Matias woke with a start, but it wasn't because of the anger and lingering disappointment that he still felt brewing in his mind thanks to Marcos, but instead had everything to do with the heat in his hands. He sat up quickly, the glow at his palms impossible to ignore, but luckily much easier to extinguish than it had been when the powers had first started to plague him just over a month before. The heat itself hadn't been uncomfortable, but enough to pull him from the sleep that he had apparently been in desperate need of; given the near constant state of tiredness that he existed in, this didn't surprise him too much.

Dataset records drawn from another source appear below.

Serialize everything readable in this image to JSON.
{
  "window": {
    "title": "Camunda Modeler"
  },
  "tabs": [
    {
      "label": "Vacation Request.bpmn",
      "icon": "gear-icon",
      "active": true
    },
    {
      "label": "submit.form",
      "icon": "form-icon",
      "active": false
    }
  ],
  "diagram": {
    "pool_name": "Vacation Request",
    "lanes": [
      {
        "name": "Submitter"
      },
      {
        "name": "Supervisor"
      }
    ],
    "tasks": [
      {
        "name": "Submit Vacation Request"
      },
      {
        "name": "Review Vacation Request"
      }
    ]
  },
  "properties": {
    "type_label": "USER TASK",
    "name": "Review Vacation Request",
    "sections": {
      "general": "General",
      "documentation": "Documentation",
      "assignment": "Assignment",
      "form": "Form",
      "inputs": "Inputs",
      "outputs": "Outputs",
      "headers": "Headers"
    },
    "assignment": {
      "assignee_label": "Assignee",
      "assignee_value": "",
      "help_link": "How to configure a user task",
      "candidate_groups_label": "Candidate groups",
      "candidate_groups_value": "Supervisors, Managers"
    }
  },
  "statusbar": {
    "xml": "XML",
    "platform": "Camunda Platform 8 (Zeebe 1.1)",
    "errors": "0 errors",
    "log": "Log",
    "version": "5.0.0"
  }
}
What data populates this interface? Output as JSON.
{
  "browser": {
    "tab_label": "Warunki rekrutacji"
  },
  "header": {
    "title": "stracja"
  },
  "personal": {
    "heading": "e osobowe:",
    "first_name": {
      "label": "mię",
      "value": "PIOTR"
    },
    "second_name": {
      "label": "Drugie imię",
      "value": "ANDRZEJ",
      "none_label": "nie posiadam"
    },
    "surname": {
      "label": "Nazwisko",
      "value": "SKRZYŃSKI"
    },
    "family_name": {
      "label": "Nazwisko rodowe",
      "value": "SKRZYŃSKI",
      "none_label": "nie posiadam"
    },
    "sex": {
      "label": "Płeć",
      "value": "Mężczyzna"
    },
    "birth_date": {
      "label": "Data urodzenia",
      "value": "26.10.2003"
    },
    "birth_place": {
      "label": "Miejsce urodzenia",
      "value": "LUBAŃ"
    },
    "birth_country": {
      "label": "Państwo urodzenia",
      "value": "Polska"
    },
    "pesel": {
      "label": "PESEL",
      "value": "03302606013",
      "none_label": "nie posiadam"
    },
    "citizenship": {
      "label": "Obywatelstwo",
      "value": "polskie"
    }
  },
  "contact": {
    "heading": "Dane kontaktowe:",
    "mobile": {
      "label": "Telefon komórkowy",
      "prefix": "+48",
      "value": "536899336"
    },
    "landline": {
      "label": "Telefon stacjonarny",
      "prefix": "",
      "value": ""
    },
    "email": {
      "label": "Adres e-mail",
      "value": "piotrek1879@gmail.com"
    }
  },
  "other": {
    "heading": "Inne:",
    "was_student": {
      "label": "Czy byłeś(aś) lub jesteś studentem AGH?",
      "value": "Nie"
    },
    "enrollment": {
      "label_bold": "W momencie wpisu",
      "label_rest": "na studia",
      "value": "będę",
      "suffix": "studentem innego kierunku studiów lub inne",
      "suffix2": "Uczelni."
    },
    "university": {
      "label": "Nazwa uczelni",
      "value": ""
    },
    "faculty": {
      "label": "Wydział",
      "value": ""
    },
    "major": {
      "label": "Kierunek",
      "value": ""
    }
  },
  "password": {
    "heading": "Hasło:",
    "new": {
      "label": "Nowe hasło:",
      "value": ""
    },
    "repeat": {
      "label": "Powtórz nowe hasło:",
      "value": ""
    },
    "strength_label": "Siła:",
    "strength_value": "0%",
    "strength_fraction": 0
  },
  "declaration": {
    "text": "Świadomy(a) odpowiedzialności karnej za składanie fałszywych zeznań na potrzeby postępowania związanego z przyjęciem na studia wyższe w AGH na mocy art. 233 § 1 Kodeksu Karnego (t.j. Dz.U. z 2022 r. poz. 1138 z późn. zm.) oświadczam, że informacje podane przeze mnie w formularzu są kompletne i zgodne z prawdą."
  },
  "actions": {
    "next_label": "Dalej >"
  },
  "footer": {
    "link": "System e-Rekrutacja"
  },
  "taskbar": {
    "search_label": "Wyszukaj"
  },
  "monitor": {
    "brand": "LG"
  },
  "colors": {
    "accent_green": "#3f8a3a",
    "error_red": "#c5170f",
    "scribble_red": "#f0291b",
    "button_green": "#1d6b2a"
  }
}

Letting out a long-suffering sigh, Matias sat back in his desk chair and raised one of his now perfectly innocuous hands to push his fingers through his hair. He had seen bits and pieces of Marcos's life since he'd had the first rush of memories that had come with his powers -- an ability to absorb and manipulate photons, he had eventually come to understand. It all came together to equal a challenging life so unlike his own, but similar in other ways.
Matias had never been kicked out of his family home as Marcos had. Born to a pair of teenagers, he knew he could have had a much more difficult upbringing, but his parents had worked hard to provide for him, even after their own relationship fell apart not long after he came along. He was lucky and he knew it, especially as he relived Marcos's being expelled from his home and time spent living on the streets, only to get by on the graciousness of churches and kind strangers -- at least, until he became involved in the cartels. His life had changed then, though Matias couldn't say that it had been for the better; it was a situation he knew that he, Matias Márquez, would never have to stare down.
But while their lives were different, he could understand an contentious relationship with one's father. Though Marcos's was a whole different level than what Matias had grown up battling, their relationship was still a difficult one. Despite his academic and football successes, his father had always viewed him as a failure, as he hadn't followed in the footsteps that he had laid before him. Unwilling to budge or apologize for his choices, they had been at a standstill.
Matias's mind wandered to Marcos and how he had gone to his father's bedside, even knowing that he would be displeased to see him. Would something like that happen to his own father, would he treat Matias with the same coldness? His eyes drifted to his cell phone.
Before thinking about it too long, Matias snatched it up and went to the contacts. He listened as the connection was made, then one ring -- two rings -- and then finally a click as the other line was answered.
"Matias?" If he wasn't mistaken, he'd say there was actual hope, maybe even excitement in his father's tone. "Mi hijo, eres realmente tú?"
Slowly, tentatively, Matias started to smile. "Sí, Papá."